There will always be a national team, no matter how badly it performs, and they are protected from the consequences of their actions.  Coaches, frequently outsiders, are more likely to be sacrificed and fired for a team’s poor performance than are any of the players to be held to account.  Like a national airline, having a national cricket side is more important than having a good national cricket side.

Where businesses are treated in similar fashion, similar corruption, misrule and incompetence prevails.  There is one electricity provider in South Africa, the state-protected Eskom. With no real competition to focus business strategy, most daily attention is aimed at internal politics, scheming to increase profits while allowing the underlying infrastructure to rot, and blaming poor performance (like the current rolling power-outages) on mysterious third-forces.

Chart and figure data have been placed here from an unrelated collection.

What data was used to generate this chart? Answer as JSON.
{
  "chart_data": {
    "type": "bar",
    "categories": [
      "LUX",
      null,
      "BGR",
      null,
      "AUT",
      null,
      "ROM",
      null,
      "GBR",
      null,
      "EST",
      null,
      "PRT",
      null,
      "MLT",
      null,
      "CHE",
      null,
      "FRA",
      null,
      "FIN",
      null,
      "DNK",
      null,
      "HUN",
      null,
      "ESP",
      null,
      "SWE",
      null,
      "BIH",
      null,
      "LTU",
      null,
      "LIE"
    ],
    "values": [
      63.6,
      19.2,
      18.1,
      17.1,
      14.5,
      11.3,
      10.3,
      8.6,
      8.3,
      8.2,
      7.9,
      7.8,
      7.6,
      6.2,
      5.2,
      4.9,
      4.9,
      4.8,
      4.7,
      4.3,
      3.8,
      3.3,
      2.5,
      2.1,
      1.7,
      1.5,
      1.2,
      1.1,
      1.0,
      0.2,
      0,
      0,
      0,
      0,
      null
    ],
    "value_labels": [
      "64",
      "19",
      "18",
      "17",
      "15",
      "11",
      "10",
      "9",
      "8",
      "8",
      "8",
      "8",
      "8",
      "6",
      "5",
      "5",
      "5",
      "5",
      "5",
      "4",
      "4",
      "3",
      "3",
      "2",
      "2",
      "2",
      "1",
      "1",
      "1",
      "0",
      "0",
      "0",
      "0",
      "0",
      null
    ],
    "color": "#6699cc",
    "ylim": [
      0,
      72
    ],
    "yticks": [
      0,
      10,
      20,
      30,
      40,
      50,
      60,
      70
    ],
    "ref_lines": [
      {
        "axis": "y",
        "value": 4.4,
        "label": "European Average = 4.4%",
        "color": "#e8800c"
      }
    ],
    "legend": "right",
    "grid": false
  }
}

The same is true of numerous state-monopolies; from Gazprom in Russia, to Airbus in Europe.

CEOs may come and go, but the central philosophy that causes the incompetence, inefficiency and all-round uselessness in the first place, are left firmly untouched.

Cricket lends itself to match-fixing.  It is a slow, high-scoring game.  Decisions do not need to be made on a hair’s-breath.  If one player should play unusually well, or unusually badly, the result can still be tweaked through subtle changes in field placement, slowing down, or speeding up play.

I remember watching Hansie Cronje placing his fielders in international matches and being confused at some of the obvious holes he was leaving.  When fours were duly struck through those holes I was annoyed, but it never occurred to me that he was doing it deliberately.  More fool me when Cronje was caught out in a match fixing scandal and then, conveniently, died without ever naming any high-level accomplices.

This column focuses on economic development.  Frequently we point out that, where the underlying framework of an economy is wrong, you cannot get economic growth, job creation and prosperity.  Cricket highlights the signal failures in economic policy.

Across the subcontinent, from Pakistan to India to Bangladesh to Sri Lanka, more than a billion people live and breathe this sport as their national game.  The players are heroes but without the financial glamour of footballers.  Billions of Dollars are bet on matches and bookies like to skew the odds in their favour.  Nothing can be simpler than to have a quiet chat with a few key players in a team; throw them some cash and ensure a result.

Steven Levitt, in his wry Freakonomics, convincingly demonstrated – using nothing but economics – how sumo matches are regularly rigged.  Horse-racing, where horses are more important than the faceless jockeys, is no less corrupt.

For cricket to regain a level of professionalism requires that the underlying problems be resolved.  National teams must be privatised.  Players should go where-ever they are paid the most.  Cricket should be modelled after the European football system.  

Otherwise cricket will come to look like another sport, long-since amusing and choreographed: professional wrestling.